According to Najwa’s account, he kept his wives behind walls from the start. Expelled from Saudi Arabia in 1991, they spent five years in Sudan, until the Khartoum government kicked them out and they travelled to Afghanistan. They lived on a mountainside in Tora Bora then, when the Taliban took power, moved to Kandahar. Apart from their time in Tora Bora, the wives always had separate houses or apartments. Bin Laden divided his nights between them.

In Abbottabad, CIA agents, who watched bin Laden from satellites and stealth drones referred to the tall figure walking round and round the compound as the Pacer.

“The joke in Pakistan is that Bin Laden called in his location to CIA because he was being driven mad cooped up for five years with so many wives and children,” said Rehman Malik, Pakistan’s interior minister.

Electricity bills seen by The Sunday Times show that the compound used hardly any power, just enough for lights and a small television that bin Laden kept in his top-floor bedroom. Even before going on the run, his wives found that their husband, despite coming from one of Saudi Arabia’s wealthiest families, lived a remarkably austere life.

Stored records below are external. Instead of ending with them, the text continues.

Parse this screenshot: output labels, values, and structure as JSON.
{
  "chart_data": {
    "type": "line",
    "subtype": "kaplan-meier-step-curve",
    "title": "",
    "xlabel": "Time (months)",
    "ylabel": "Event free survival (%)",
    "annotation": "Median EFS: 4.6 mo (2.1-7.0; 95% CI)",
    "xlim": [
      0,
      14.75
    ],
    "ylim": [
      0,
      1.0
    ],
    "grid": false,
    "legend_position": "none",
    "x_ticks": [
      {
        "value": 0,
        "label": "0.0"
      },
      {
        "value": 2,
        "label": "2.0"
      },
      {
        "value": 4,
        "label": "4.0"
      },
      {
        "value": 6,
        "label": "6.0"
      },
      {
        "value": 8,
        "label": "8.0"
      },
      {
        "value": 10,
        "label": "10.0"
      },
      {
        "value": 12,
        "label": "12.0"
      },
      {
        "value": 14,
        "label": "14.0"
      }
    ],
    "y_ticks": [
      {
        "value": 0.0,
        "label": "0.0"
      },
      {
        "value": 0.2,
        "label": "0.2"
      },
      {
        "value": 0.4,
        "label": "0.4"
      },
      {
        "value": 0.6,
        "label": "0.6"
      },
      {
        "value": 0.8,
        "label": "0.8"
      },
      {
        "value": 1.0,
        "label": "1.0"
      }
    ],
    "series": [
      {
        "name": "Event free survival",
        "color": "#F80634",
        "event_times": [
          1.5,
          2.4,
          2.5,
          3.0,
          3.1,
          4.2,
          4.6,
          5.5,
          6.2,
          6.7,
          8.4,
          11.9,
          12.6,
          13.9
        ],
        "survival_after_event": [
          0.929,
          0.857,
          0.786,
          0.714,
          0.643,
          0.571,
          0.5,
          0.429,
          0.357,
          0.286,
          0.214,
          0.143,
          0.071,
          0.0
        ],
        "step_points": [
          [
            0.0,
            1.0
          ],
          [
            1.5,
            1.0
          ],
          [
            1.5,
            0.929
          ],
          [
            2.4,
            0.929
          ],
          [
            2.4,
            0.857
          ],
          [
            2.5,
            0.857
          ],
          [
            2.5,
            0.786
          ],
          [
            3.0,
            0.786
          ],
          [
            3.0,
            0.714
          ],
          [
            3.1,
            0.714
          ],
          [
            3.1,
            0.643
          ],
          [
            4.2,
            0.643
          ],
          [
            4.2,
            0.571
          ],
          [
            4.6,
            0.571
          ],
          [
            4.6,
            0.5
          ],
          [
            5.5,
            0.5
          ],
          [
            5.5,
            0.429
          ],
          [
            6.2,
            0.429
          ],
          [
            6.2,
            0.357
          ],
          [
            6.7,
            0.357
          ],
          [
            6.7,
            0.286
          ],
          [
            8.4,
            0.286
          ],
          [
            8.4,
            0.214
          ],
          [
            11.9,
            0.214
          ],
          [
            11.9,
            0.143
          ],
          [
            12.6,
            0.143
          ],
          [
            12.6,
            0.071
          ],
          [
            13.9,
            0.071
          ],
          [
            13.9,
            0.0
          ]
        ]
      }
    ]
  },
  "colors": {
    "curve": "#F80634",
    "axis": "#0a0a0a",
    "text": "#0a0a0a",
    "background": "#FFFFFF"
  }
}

His first wife recounts how he refused to allow air-conditioners or a refrigerator, even in the sweltering desert heat. She, her son Omar and her youngest children escaped Afghanistan in 2001 only days before the September 11 attacks. When the US responded by bombing Afghanistan, the al-Qa’ida leader fled to Tora Bora.

Pakistani officials said the wives crossed the border into western Pakistan. From there Khaira and Siham travelled by land into Iran. Amal made her way back to Yemen, where she gave birth to a daughter, Safiyah. In 2002 she gave an interview to Al-Majalla, a Saudi magazine in London.

At some point bin Laden appears to have become lonely and summoned them all back. First to arrive was Siham – then Khaira and their son Hamza who were released from Iranian custody in July. It is not known when Amal arrived but she is believed to have given birth to twins this year.

“No one wants to hear it, but bin Laden is a very good family man,” said Mike Scheuer, former head of the CIA’s bin Laden unit.

It was a huge risk. While the CIA may have lost track of some of the wives in Iran, it seems likely that Amal had been under surveillance since her 2002 interview.

“The agency and every conceivable agency were looking for them,” said Glenn Carle, a former CIA official. “It’s not an implausible suspicion that someone who was outside could lead, either innocently or deliberately, to him.”

The growing number of people living in the compound meant more food had to be ordered. The extra shopping may have raised suspicions. Malik said the youngest wife gave birth to her twins in the Abbottabad hospital.

“Not using cellphone or internet, that’s all sound professional strategy,” said Carle. “But living behind 18ft walls with large numbers of women and kids is not.”

Some reports suggest that the Seals originally intended to take the wives with them but the crash of their stealth helicopter meant they did not have enough room.

The youngest is now under guard in Rawalpindi military hospital and the other two in an intelligence service safe house in Islamabad.

With relations frosty between Pakistan and the US, CIA interrogators have been given access to them only once.

The wives were described as unco-operative. “What do you expect?” asked Malik. “Their husband was killed and one of them lost a son.”